Musically, however, they prefer to stab in the dark for as long as it takes to find the right sound.

“It’s easier to know what you don’t like,” Edwards says, “and in doing that, you keep cutting away the block.  And eventually, you look and there’s a shape that you do want. But if you’re offensively going for that shape, then you never get there.”

Sometimes, the more disgusted the band gets with its own output, the better. Edwards finds it useful.  “You just have to move forward,” he says, “even when it doesn’t feel good, because this is what we do. We make music, and it doesn’t always feel special or magical. And then sometimes, what doesn’t feel good, you go back and listen to it and you think, ‘Wait a minute, that’s actually completely valid; we could pursue that idea.’ And then sometimes what you were excited about at the time, you listen to it the next day and you go, ‘This is awful; I never want to listen to it again. I never want to think even I’m capable of writing something like this again.'”

Atmosphere also plays a vital role in the band’s experimentation.  “The traditional instrumentation of music is never interesting to me,” Edwards says. “I don’t respond to it. We try and use bass and guitar to create sounds that don’t necessarily sound like those instruments, to have a chaotic element but also have a strong melody and something that we can actually play again and again.

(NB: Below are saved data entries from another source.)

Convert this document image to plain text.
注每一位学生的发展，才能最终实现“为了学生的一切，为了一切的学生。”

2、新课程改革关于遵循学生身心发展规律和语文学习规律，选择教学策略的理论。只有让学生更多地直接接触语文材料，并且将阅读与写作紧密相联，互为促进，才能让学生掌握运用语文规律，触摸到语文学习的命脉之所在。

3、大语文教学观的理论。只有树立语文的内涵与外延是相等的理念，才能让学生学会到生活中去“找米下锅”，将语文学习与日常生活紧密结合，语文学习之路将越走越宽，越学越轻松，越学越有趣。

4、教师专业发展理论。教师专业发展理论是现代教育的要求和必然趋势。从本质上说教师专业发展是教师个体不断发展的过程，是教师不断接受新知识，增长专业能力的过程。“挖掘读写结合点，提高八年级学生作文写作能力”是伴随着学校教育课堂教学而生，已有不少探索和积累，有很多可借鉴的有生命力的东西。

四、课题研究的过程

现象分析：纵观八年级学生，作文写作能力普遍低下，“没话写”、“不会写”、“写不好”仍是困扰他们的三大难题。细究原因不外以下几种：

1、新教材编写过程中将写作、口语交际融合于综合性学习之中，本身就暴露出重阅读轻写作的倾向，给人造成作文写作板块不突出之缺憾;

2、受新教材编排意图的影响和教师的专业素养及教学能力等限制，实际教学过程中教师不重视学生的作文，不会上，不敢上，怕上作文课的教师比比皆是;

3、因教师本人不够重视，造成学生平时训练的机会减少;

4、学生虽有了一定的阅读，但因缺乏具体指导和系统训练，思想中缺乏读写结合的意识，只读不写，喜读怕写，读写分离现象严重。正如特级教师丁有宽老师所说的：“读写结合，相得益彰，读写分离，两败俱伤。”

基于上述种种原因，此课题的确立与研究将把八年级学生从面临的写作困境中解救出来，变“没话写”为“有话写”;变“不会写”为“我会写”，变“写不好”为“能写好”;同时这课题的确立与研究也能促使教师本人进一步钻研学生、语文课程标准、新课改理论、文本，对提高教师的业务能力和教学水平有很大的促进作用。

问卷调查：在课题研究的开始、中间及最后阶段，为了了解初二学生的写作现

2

“It’s not like we have these little pop gems and pour all this chaos all over them. The chaos is an integral part from the ground up. I like when I hear a sound that’s out of control and chaotic and a little bit dissonant and strange in some way. I like to try and find either some kind of melody in there I can hear, or I like the battle of trying to put the vocal or another instrument over it that makes it more accessible to the ear.

“Of course,” he continues, “you can make a recording that’s just a photograph of a band live, but if you don’t add some production, that won’t work, because a band in a room playing through a loud PA creates an emotional response. On a recording, if you want to create the same kind of intensity, you have to employ little tricks.”

For Autolux, these little tricks tend to be very labor intensive. “It’s time consuming to get these ambient elements,” Edwards explains. “For us, the song just doesn’t even sound like the song, or doesn’t sound finished, until those things are there. Those kinds of things, which might seem so inconsequential, make a huge difference to us. And it might take you four or five hours to record one little transitional sound, just to get it to feel right.”

Autolux has already begun touring in support of Transit Transit. By the time the album finally comes out, many listeners will have already heard the new songs in person.

Fans are, in a sense, lucky to hear the music in this order. This way, the album experience becomes something to look forward to rather than taken for granted. Of course, Autolux doesn’t seem to be in any hurry, so fans might as well savor the wait.